Ese abecedario de símbolos alimenta un lenguaje combinado de universalidades y localismos: un idioma con el que sentimos en nuestras carnes las contradicciones del rey Hamlet cuando nos toca sacrificar al Gran Poder por ver a la Macarena; una jerga con la que imaginamos una Nueva Babilonia en los Gordales, cuando aún las estructuras desnudas de las casetas no han sido enteladas; una lengua con la que recorremos el mundo entero a través de una crónica de Núñez de Herrera. Los clásicos, como Sevilla o Shakespeare, son una fuente inagotable de imágenes mestizas, entre la verdad y la mentira. Más que ser o no ser, se trataría de estar siendo y siendo estando.
Hay momentos en los que esas Babilonias ficcionadas e inconfesables se cruzan con el mundo real, el mundo de catastros, muros de piedra y facturas de la luz. Justo en una de esas grietas del Matrix del tiempo cayó el escritor Javier Marías en 1997, cuando heredó un islote rocoso entre Antigua y Barbuda. En vez de entregarse a los brazos de la realidad, enfundándose la máscara del sur, asumió el cargo con responsabilidad y se entronizó como rey Xavier I, como reza hoy su lápida. Del fantástico reinado surgieron el ducado de la Isla del Día de Antes, ostentado por Umberto Eco o el de Nervión, en manos de Frank Gehry.
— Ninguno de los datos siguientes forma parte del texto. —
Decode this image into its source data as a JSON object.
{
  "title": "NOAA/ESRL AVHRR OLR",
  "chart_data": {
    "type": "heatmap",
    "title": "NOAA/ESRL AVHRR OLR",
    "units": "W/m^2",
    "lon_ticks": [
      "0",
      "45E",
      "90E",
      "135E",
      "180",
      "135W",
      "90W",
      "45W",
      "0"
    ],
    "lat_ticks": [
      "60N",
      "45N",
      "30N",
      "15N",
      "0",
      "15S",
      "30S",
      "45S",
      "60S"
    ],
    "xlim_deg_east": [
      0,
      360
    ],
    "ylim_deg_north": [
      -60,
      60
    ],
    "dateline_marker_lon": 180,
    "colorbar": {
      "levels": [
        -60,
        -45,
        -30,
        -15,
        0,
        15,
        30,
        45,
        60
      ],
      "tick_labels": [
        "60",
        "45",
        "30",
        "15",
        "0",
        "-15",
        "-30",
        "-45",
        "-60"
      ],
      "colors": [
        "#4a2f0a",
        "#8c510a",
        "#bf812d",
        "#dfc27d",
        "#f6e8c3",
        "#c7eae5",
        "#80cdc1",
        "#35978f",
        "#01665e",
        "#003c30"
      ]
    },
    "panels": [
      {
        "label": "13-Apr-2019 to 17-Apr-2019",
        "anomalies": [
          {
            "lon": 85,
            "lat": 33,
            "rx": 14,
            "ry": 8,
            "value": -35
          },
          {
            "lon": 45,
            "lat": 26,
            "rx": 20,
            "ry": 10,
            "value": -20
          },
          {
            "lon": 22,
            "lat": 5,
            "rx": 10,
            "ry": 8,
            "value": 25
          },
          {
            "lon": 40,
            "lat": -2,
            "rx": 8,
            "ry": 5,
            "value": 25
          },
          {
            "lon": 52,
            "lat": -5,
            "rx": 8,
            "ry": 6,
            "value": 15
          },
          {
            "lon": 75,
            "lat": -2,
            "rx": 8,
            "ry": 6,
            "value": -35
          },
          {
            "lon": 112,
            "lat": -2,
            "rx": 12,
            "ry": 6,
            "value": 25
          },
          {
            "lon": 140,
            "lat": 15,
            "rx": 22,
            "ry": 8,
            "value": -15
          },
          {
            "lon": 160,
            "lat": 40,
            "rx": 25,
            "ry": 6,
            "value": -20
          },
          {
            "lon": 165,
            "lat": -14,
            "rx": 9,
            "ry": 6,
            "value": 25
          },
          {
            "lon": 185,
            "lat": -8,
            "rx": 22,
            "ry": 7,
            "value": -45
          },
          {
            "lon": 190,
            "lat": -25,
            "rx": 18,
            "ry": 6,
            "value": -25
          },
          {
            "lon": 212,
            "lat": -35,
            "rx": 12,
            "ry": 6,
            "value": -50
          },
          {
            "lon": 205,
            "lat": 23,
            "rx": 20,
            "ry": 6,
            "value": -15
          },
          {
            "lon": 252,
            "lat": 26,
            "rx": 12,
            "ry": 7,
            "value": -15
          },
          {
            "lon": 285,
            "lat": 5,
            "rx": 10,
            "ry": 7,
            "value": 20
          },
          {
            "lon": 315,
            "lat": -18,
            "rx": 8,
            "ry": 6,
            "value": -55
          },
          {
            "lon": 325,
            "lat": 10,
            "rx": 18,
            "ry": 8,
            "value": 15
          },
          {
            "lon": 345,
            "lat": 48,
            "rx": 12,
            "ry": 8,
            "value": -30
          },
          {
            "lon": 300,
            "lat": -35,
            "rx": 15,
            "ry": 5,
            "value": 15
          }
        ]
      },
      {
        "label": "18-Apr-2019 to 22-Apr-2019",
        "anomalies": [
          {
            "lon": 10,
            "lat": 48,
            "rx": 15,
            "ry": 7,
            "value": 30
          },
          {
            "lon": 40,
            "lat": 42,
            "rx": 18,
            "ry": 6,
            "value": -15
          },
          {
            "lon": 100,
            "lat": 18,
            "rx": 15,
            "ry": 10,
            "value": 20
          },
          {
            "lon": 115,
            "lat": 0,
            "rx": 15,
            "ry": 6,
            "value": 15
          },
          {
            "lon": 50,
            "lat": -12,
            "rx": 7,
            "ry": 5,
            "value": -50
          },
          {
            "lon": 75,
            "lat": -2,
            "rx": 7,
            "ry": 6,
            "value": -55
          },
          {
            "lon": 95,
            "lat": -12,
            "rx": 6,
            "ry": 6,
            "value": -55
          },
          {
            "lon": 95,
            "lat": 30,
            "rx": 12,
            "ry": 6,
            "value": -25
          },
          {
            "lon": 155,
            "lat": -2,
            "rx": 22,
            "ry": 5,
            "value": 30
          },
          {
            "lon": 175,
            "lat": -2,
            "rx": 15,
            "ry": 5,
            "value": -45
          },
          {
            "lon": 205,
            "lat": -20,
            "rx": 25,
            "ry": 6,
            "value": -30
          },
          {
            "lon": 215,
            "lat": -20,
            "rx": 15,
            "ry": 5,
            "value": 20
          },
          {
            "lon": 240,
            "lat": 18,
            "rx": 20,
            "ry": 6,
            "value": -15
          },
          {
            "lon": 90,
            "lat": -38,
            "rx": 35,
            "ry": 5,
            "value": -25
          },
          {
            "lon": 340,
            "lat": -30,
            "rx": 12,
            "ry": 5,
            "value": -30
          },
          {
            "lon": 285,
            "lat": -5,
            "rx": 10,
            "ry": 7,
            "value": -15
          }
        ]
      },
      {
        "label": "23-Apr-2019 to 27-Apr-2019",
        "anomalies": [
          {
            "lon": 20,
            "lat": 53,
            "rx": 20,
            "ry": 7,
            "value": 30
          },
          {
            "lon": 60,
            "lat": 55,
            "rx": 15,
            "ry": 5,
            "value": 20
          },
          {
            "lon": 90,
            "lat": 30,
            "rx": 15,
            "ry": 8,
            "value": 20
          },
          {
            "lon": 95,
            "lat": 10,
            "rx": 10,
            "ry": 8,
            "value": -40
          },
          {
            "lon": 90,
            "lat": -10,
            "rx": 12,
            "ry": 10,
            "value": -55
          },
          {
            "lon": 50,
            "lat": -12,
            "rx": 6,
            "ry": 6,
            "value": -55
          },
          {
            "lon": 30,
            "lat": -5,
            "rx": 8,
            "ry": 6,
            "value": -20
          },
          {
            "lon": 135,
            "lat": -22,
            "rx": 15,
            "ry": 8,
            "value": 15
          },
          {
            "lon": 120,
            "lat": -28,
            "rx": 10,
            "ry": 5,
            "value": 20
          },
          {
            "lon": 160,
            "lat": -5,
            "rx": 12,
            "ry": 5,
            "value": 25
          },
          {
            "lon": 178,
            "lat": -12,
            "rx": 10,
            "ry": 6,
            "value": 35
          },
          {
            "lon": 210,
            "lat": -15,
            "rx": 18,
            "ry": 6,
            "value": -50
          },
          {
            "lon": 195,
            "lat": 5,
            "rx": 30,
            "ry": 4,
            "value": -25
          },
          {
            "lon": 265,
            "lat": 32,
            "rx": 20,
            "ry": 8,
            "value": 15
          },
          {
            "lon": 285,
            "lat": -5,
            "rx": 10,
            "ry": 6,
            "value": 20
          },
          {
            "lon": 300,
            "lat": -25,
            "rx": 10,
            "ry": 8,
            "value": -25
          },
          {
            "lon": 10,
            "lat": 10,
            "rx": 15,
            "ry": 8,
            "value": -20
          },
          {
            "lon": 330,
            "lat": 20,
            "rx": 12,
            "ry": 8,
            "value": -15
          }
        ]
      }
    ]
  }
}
Marías nunca llegó a visitar la isla, desocupada tras la Segunda Guerra Mundial, pero allí se alojaba, entre hojas sueltas y pastas duras, una biblioteca completa de fábulas, como la suya propia, una demostración científica de que la utopía aunque no se vea, existe y pesa igual que el acero.
Ahora se publica el último y definitivo libro de la editorial Reino de Redonda, 'Duelo sin brújula', escrito por Carme López Mercader, su mujer, quien construyó un lenguaje que solo entendían ellos dos. En la escritura encontró el remedio para el dolor de la pérdida, como otros tantos utilizaron la máscara y el teatro para evadirse de las penurias de esta tierra. El idioma entre López Mercader y Marías, aunque ya muerto, es inmortal, como los relatos de ciudades infinitas, de reyes sin tierras y de paraísos comunales, como todas las Babilonias sepultadas bajo esa espesa capa de fango que nos ocupa.
"Allá, allá lejos / Donde habite el olvido", en la isla incierta del poeta, vivirán siempre sus historias. Larga vida a los mundos mágicos del rey de Redonda, a la tierra doliente del duque exiliado de Acetres y a los cielos imposibles del holandés que erraba entre volantes.